Vers une adoption définitive de l'aide à mourir : le désaccord persiste entre députés et sénateurs

Le désaccord entre députés et sénateurs bloque la réforme sur l'aide à mourir.
Vers une adoption définitive de l'aide à mourir : le désaccord persiste entre députés et sénateurs
La proposition de loi prévoit la création d’une procédure encadrée d’aide à mourir, accessible à certains malades atteints d’une affection grave et incurable. © Crédit photo : Illustration Fabien Cottereau
Le désaccord au sein du Parlement ouvre la voie à une adoption définitive du texte par l'Assemblée le 15 juillet prochain.

Les députés et sénateurs français ont confirmé leur divergence concernant la réforme de la fin de vie, échouant à trouver un compromis sur la proposition de loi qui établirait un droit à l'aide à mourir. L'Assemblée nationale devrait se prononcer une fois de plus sur ce sujet crucial le 15 juillet.

Après plusieurs lectures dans les deux chambres, la commission mixte paritaire (CMP), réunissant des élus des deux bords, n'a pas réussi à trouver d'accord. D'après des sources au sein du Parlement, la situation ne laissait guère place au doute quant à l'issue de cette rencontre, laissant maintenant le dernier mot aux députés.

Le ministre des Relations avec le Parlement, Laurent Panifous, a confirmé que la session parlementaire de la semaine suivant le 22 juin serait déterminante pour la suite des événements.

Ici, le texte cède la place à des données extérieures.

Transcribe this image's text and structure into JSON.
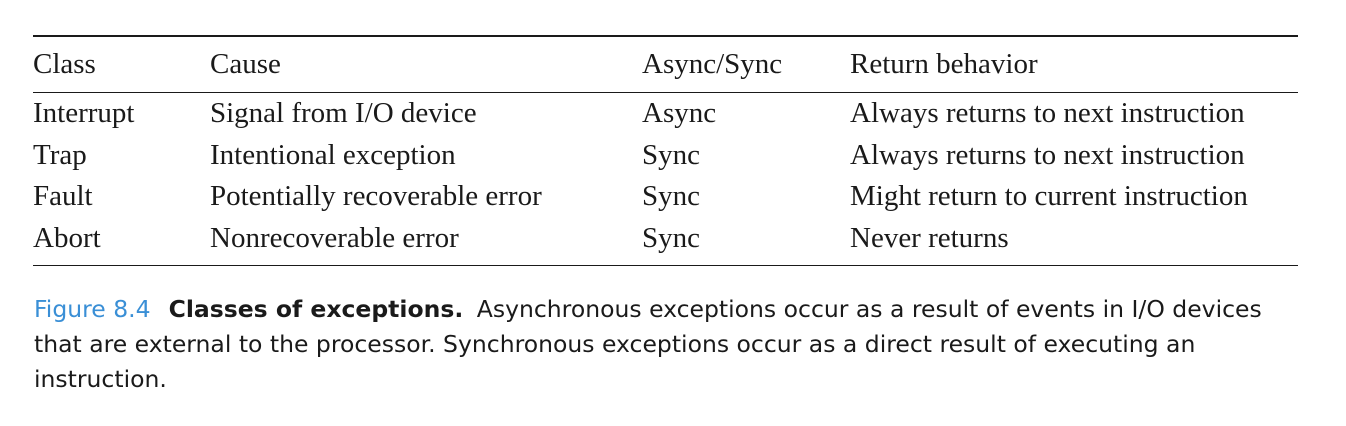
{
  "table": {
    "headers": [
      "Class",
      "Cause",
      "Async/Sync",
      "Return behavior"
    ],
    "rows": [
      [
        "Interrupt",
        "Signal from I/O device",
        "Async",
        "Always returns to next instruction"
      ],
      [
        "Trap",
        "Intentional exception",
        "Sync",
        "Always returns to next instruction"
      ],
      [
        "Fault",
        "Potentially recoverable error",
        "Sync",
        "Might return to current instruction"
      ],
      [
        "Abort",
        "Nonrecoverable error",
        "Sync",
        "Never returns"
      ]
    ]
  },
  "caption": {
    "label": "Figure 8.4",
    "title": "Classes of exceptions.",
    "text": "Asynchronous exceptions occur as a result of events in I/O devices that are external to the processor. Synchronous exceptions occur as a direct result of executing an instruction.",
    "label_color": "#3a8fd6"
  }
}
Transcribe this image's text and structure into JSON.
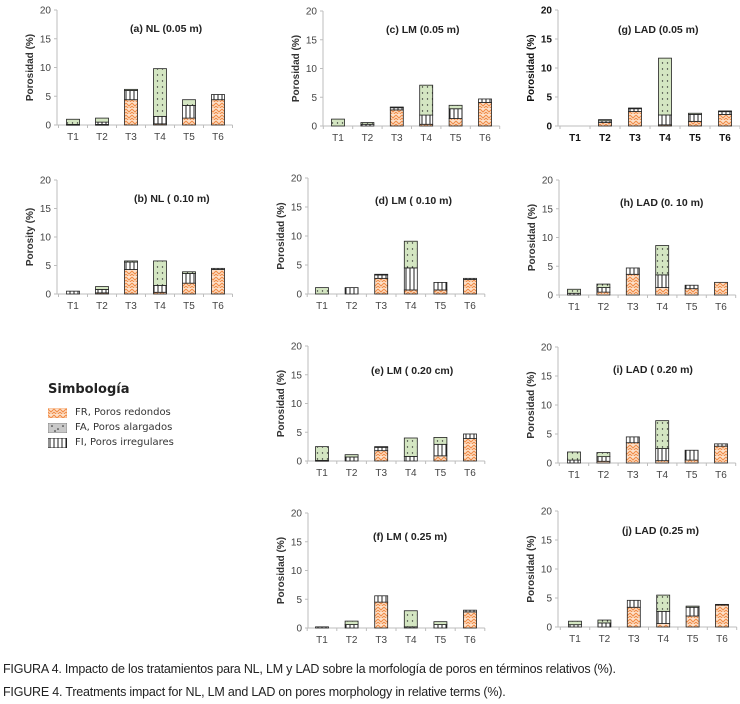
{
  "legend": {
    "title": "Simbología",
    "items": [
      {
        "key": "FR",
        "label": "FR, Poros redondos",
        "pattern": "zigzag",
        "color": "#f4a46c"
      },
      {
        "key": "FA",
        "label": "FA, Poros alargados",
        "pattern": "dots",
        "color": "#d8e8c8"
      },
      {
        "key": "FI",
        "label": "FI, Poros irregulares",
        "pattern": "vertical-lines",
        "color": "#ffffff"
      }
    ]
  },
  "caption": {
    "es": "FIGURA 4. Impacto de los tratamientos para NL, LM y LAD sobre la morfología de poros en términos relativos (%).",
    "en": "FIGURE 4. Treatments impact for NL, LM and LAD on pores morphology in relative terms (%)."
  },
  "chart_data": [
    {
      "id": "a",
      "type": "bar",
      "stacked": true,
      "title": "(a) NL (0.05 m)",
      "ylabel": "Porosidad (%)",
      "ylim": [
        0,
        20
      ],
      "yticks": [
        0,
        5,
        10,
        15,
        20
      ],
      "categories": [
        "T1",
        "T2",
        "T3",
        "T4",
        "T5",
        "T6"
      ],
      "series": [
        {
          "name": "FR",
          "values": [
            0.0,
            0.1,
            4.4,
            0.2,
            1.2,
            4.4
          ]
        },
        {
          "name": "FI",
          "values": [
            0.1,
            0.4,
            1.6,
            1.3,
            2.2,
            0.9
          ]
        },
        {
          "name": "FA",
          "values": [
            0.9,
            0.7,
            0.2,
            8.3,
            1.0,
            0.0
          ]
        }
      ]
    },
    {
      "id": "b",
      "type": "bar",
      "stacked": true,
      "title": "(b) NL ( 0.10 m)",
      "ylabel": "Porosity (%)",
      "ylim": [
        0,
        20
      ],
      "yticks": [
        0,
        5,
        10,
        15,
        20
      ],
      "categories": [
        "T1",
        "T2",
        "T3",
        "T4",
        "T5",
        "T6"
      ],
      "series": [
        {
          "name": "FR",
          "values": [
            0.0,
            0.2,
            4.3,
            0.3,
            1.9,
            4.3
          ]
        },
        {
          "name": "FI",
          "values": [
            0.5,
            0.6,
            1.3,
            1.2,
            1.7,
            0.2
          ]
        },
        {
          "name": "FA",
          "values": [
            0.0,
            0.5,
            0.2,
            4.3,
            0.3,
            0.0
          ]
        }
      ]
    },
    {
      "id": "c",
      "type": "bar",
      "stacked": true,
      "title": "(c) LM (0.05 m)",
      "ylabel": "Porosidad (%)",
      "ylim": [
        0,
        20
      ],
      "yticks": [
        0,
        5,
        10,
        15,
        20
      ],
      "categories": [
        "T1",
        "T2",
        "T3",
        "T4",
        "T5",
        "T6"
      ],
      "series": [
        {
          "name": "FR",
          "values": [
            0.0,
            0.0,
            2.8,
            0.3,
            1.3,
            4.1
          ]
        },
        {
          "name": "FI",
          "values": [
            0.0,
            0.3,
            0.4,
            1.6,
            1.7,
            0.6
          ]
        },
        {
          "name": "FA",
          "values": [
            1.2,
            0.3,
            0.1,
            5.2,
            0.6,
            0.0
          ]
        }
      ]
    },
    {
      "id": "d",
      "type": "bar",
      "stacked": true,
      "title": "(d) LM ( 0.10 m)",
      "ylabel": "Porosidad (%)",
      "ylim": [
        0,
        20
      ],
      "yticks": [
        0,
        5,
        10,
        15,
        20
      ],
      "categories": [
        "T1",
        "T2",
        "T3",
        "T4",
        "T5",
        "T6"
      ],
      "series": [
        {
          "name": "FR",
          "values": [
            0.0,
            0.0,
            2.7,
            0.7,
            0.7,
            2.5
          ]
        },
        {
          "name": "FI",
          "values": [
            0.0,
            1.1,
            0.6,
            3.8,
            1.3,
            0.2
          ]
        },
        {
          "name": "FA",
          "values": [
            1.1,
            0.0,
            0.1,
            4.6,
            0.0,
            0.0
          ]
        }
      ]
    },
    {
      "id": "e",
      "type": "bar",
      "stacked": true,
      "title": "(e) LM ( 0.20 cm)",
      "ylabel": "Porosidad (%)",
      "ylim": [
        0,
        20
      ],
      "yticks": [
        0,
        5,
        10,
        15,
        20
      ],
      "categories": [
        "T1",
        "T2",
        "T3",
        "T4",
        "T5",
        "T6"
      ],
      "series": [
        {
          "name": "FR",
          "values": [
            0.0,
            0.0,
            1.8,
            0.0,
            0.9,
            3.9
          ]
        },
        {
          "name": "FI",
          "values": [
            0.1,
            0.7,
            0.6,
            0.8,
            2.0,
            0.8
          ]
        },
        {
          "name": "FA",
          "values": [
            2.4,
            0.4,
            0.1,
            3.2,
            1.2,
            0.0
          ]
        }
      ]
    },
    {
      "id": "f",
      "type": "bar",
      "stacked": true,
      "title": "(f) LM ( 0.25 m)",
      "ylabel": "Porosidad (%)",
      "ylim": [
        0,
        20
      ],
      "yticks": [
        0,
        5,
        10,
        15,
        20
      ],
      "categories": [
        "T1",
        "T2",
        "T3",
        "T4",
        "T5",
        "T6"
      ],
      "series": [
        {
          "name": "FR",
          "values": [
            0.0,
            0.0,
            4.5,
            0.0,
            0.0,
            2.8
          ]
        },
        {
          "name": "FI",
          "values": [
            0.2,
            0.6,
            1.1,
            0.2,
            0.6,
            0.3
          ]
        },
        {
          "name": "FA",
          "values": [
            0.0,
            0.6,
            0.0,
            2.8,
            0.5,
            0.0
          ]
        }
      ]
    },
    {
      "id": "g",
      "type": "bar",
      "stacked": true,
      "title": "(g) LAD (0.05 m)",
      "ylabel": "Porosidad (%)",
      "ylim": [
        0,
        20
      ],
      "yticks": [
        0,
        5,
        10,
        15,
        20
      ],
      "bold_labels": true,
      "categories": [
        "T1",
        "T2",
        "T3",
        "T4",
        "T5",
        "T6"
      ],
      "series": [
        {
          "name": "FR",
          "values": [
            0.0,
            0.6,
            2.5,
            0.2,
            0.8,
            2.0
          ]
        },
        {
          "name": "FI",
          "values": [
            0.0,
            0.3,
            0.5,
            1.7,
            1.2,
            0.5
          ]
        },
        {
          "name": "FA",
          "values": [
            0.0,
            0.2,
            0.1,
            9.8,
            0.2,
            0.1
          ]
        }
      ]
    },
    {
      "id": "h",
      "type": "bar",
      "stacked": true,
      "title": "(h) LAD (0. 10 m)",
      "ylabel": "Porosidad (%)",
      "ylim": [
        0,
        20
      ],
      "yticks": [
        0,
        5,
        10,
        15,
        20
      ],
      "categories": [
        "T1",
        "T2",
        "T3",
        "T4",
        "T5",
        "T6"
      ],
      "series": [
        {
          "name": "FR",
          "values": [
            0.0,
            0.5,
            3.6,
            1.3,
            1.1,
            2.2
          ]
        },
        {
          "name": "FI",
          "values": [
            0.3,
            0.8,
            1.1,
            2.2,
            0.6,
            0.0
          ]
        },
        {
          "name": "FA",
          "values": [
            0.7,
            0.6,
            0.0,
            5.1,
            0.0,
            0.0
          ]
        }
      ]
    },
    {
      "id": "i",
      "type": "bar",
      "stacked": true,
      "title": "(i)  LAD ( 0.20 m)",
      "ylabel": "Porosidad (%)",
      "ylim": [
        0,
        20
      ],
      "yticks": [
        0,
        5,
        10,
        15,
        20
      ],
      "categories": [
        "T1",
        "T2",
        "T3",
        "T4",
        "T5",
        "T6"
      ],
      "series": [
        {
          "name": "FR",
          "values": [
            0.0,
            0.3,
            3.5,
            0.4,
            0.5,
            2.9
          ]
        },
        {
          "name": "FI",
          "values": [
            0.5,
            0.8,
            1.0,
            2.1,
            1.7,
            0.4
          ]
        },
        {
          "name": "FA",
          "values": [
            1.4,
            0.7,
            0.0,
            4.8,
            0.0,
            0.0
          ]
        }
      ]
    },
    {
      "id": "j",
      "type": "bar",
      "stacked": true,
      "title": "(j) LAD (0.25 m)",
      "ylabel": "Porosidad (%)",
      "ylim": [
        0,
        20
      ],
      "yticks": [
        0,
        5,
        10,
        15,
        20
      ],
      "categories": [
        "T1",
        "T2",
        "T3",
        "T4",
        "T5",
        "T6"
      ],
      "series": [
        {
          "name": "FR",
          "values": [
            0.0,
            0.0,
            3.4,
            0.6,
            1.9,
            3.8
          ]
        },
        {
          "name": "FI",
          "values": [
            0.4,
            0.7,
            1.2,
            2.1,
            1.5,
            0.1
          ]
        },
        {
          "name": "FA",
          "values": [
            0.6,
            0.5,
            0.0,
            2.8,
            0.2,
            0.0
          ]
        }
      ]
    }
  ]
}
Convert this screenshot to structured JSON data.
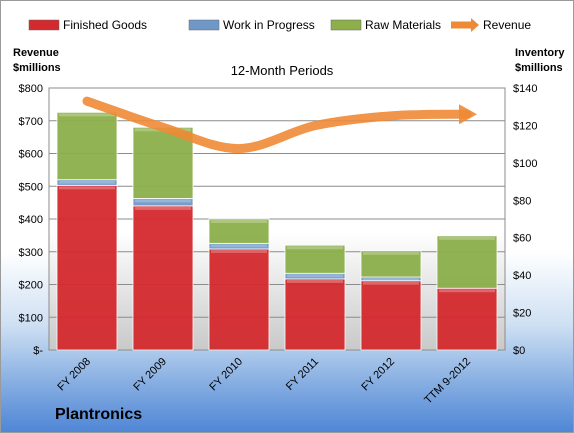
{
  "company": "Plantronics",
  "chart_data": {
    "type": "bar",
    "title": "12-Month Periods",
    "left_axis_title": [
      "Revenue",
      "$millions"
    ],
    "right_axis_title": [
      "Inventory",
      "$millions"
    ],
    "categories": [
      "FY 2008",
      "FY 2009",
      "FY 2010",
      "FY 2011",
      "FY 2012",
      "TTM 9-2012"
    ],
    "left_ylim": [
      0,
      800
    ],
    "left_ticks": [
      0,
      100,
      200,
      300,
      400,
      500,
      600,
      700,
      800
    ],
    "left_tick_labels": [
      "$-",
      "$100",
      "$200",
      "$300",
      "$400",
      "$500",
      "$600",
      "$700",
      "$800"
    ],
    "right_ylim": [
      0,
      140
    ],
    "right_ticks": [
      0,
      20,
      40,
      60,
      80,
      100,
      120,
      140
    ],
    "right_tick_labels": [
      "$0",
      "$20",
      "$40",
      "$60",
      "$80",
      "$100",
      "$120",
      "$140"
    ],
    "stacked": true,
    "series": [
      {
        "name": "Finished Goods",
        "axis": "right",
        "color": "#d42a2e",
        "values": [
          88,
          77,
          54,
          38,
          37,
          33
        ]
      },
      {
        "name": "Work in Progress",
        "axis": "right",
        "color": "#6f98c9",
        "values": [
          3,
          4,
          3,
          3,
          2,
          0
        ]
      },
      {
        "name": "Raw Materials",
        "axis": "right",
        "color": "#8caf4a",
        "values": [
          36,
          38,
          13,
          15,
          14,
          28
        ]
      },
      {
        "name": "Revenue",
        "axis": "left",
        "type": "line",
        "color": "#ee8a35",
        "values": [
          760,
          680,
          615,
          685,
          715,
          720
        ]
      }
    ],
    "grid": true,
    "legend": "top"
  }
}
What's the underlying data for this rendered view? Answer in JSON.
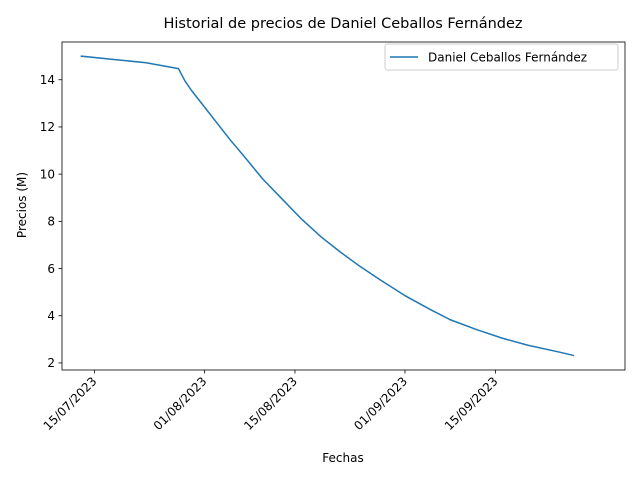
{
  "chart_data": {
    "type": "line",
    "title": "Historial de precios de Daniel Ceballos Fernández",
    "xlabel": "Fechas",
    "ylabel": "Precios (M)",
    "xlim": [
      "2023-07-10",
      "2023-10-05"
    ],
    "ylim": [
      1.7,
      15.6
    ],
    "x_ticks": [
      {
        "date": "2023-07-15",
        "label": "15/07/2023"
      },
      {
        "date": "2023-08-01",
        "label": "01/08/2023"
      },
      {
        "date": "2023-08-15",
        "label": "15/08/2023"
      },
      {
        "date": "2023-09-01",
        "label": "01/09/2023"
      },
      {
        "date": "2023-09-15",
        "label": "15/09/2023"
      }
    ],
    "y_ticks": [
      2,
      4,
      6,
      8,
      10,
      12,
      14
    ],
    "legend_position": "top-right",
    "grid": false,
    "series": [
      {
        "name": "Daniel Ceballos Fernández",
        "color": "#1f77b4",
        "points": [
          {
            "x": "2023-07-13",
            "y": 15.0
          },
          {
            "x": "2023-07-18",
            "y": 14.86
          },
          {
            "x": "2023-07-23",
            "y": 14.72
          },
          {
            "x": "2023-07-28",
            "y": 14.47
          },
          {
            "x": "2023-07-29",
            "y": 13.95
          },
          {
            "x": "2023-07-30",
            "y": 13.55
          },
          {
            "x": "2023-08-01",
            "y": 12.85
          },
          {
            "x": "2023-08-03",
            "y": 12.15
          },
          {
            "x": "2023-08-05",
            "y": 11.45
          },
          {
            "x": "2023-08-07",
            "y": 10.8
          },
          {
            "x": "2023-08-10",
            "y": 9.8
          },
          {
            "x": "2023-08-13",
            "y": 8.95
          },
          {
            "x": "2023-08-16",
            "y": 8.1
          },
          {
            "x": "2023-08-19",
            "y": 7.35
          },
          {
            "x": "2023-08-22",
            "y": 6.7
          },
          {
            "x": "2023-08-25",
            "y": 6.1
          },
          {
            "x": "2023-08-28",
            "y": 5.55
          },
          {
            "x": "2023-09-01",
            "y": 4.85
          },
          {
            "x": "2023-09-05",
            "y": 4.25
          },
          {
            "x": "2023-09-08",
            "y": 3.83
          },
          {
            "x": "2023-09-12",
            "y": 3.42
          },
          {
            "x": "2023-09-16",
            "y": 3.05
          },
          {
            "x": "2023-09-20",
            "y": 2.75
          },
          {
            "x": "2023-09-25",
            "y": 2.45
          },
          {
            "x": "2023-09-27",
            "y": 2.32
          }
        ]
      }
    ]
  }
}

Promesse d’Emmanuel Macron

Les cinq corapporteurs du texte à l’Assemblée, représentants des groupes de gauche et central, organiseront une conférence de presse pour discuter des étapes à venir. Ils ont exprimé leur impatience : « Le débat et le vote doivent avoir lieu. Un texte doit être adopté dans les semaines à venir », déplorant les manœuvres du Sénat qui, selon eux, ralentissent le processus législatif bien face aux attentes d'une majorité de Français.

Si ce texte venait à être promulgué, cela représenterait une avancée significative pour Emmanuel Macron, qui voit dans cette réforme une promesse essentielle de son mandat. Plus de trois ans se sont écoulés depuis le lancement d'une convention citoyenne sur le sujet. La France rejoindrait ainsi la liste de plusieurs pays ayant légiféré sur l'aide à mourir, comme la Belgique, les Pays-Bas ou l'Uruguay.

Actuellement, la proposition en discussion prévoit la mise en place d'une procédure réglementée d'aide à mourir, réservée à certains patients atteints de maladies graves et incurables. Selon le texte, une substance létale pourrait être administrée par le patient lui-même (suicide assisté) ou par un professionnel de santé (euthanasie), si le malade n'est pas en mesure d'y procéder seul.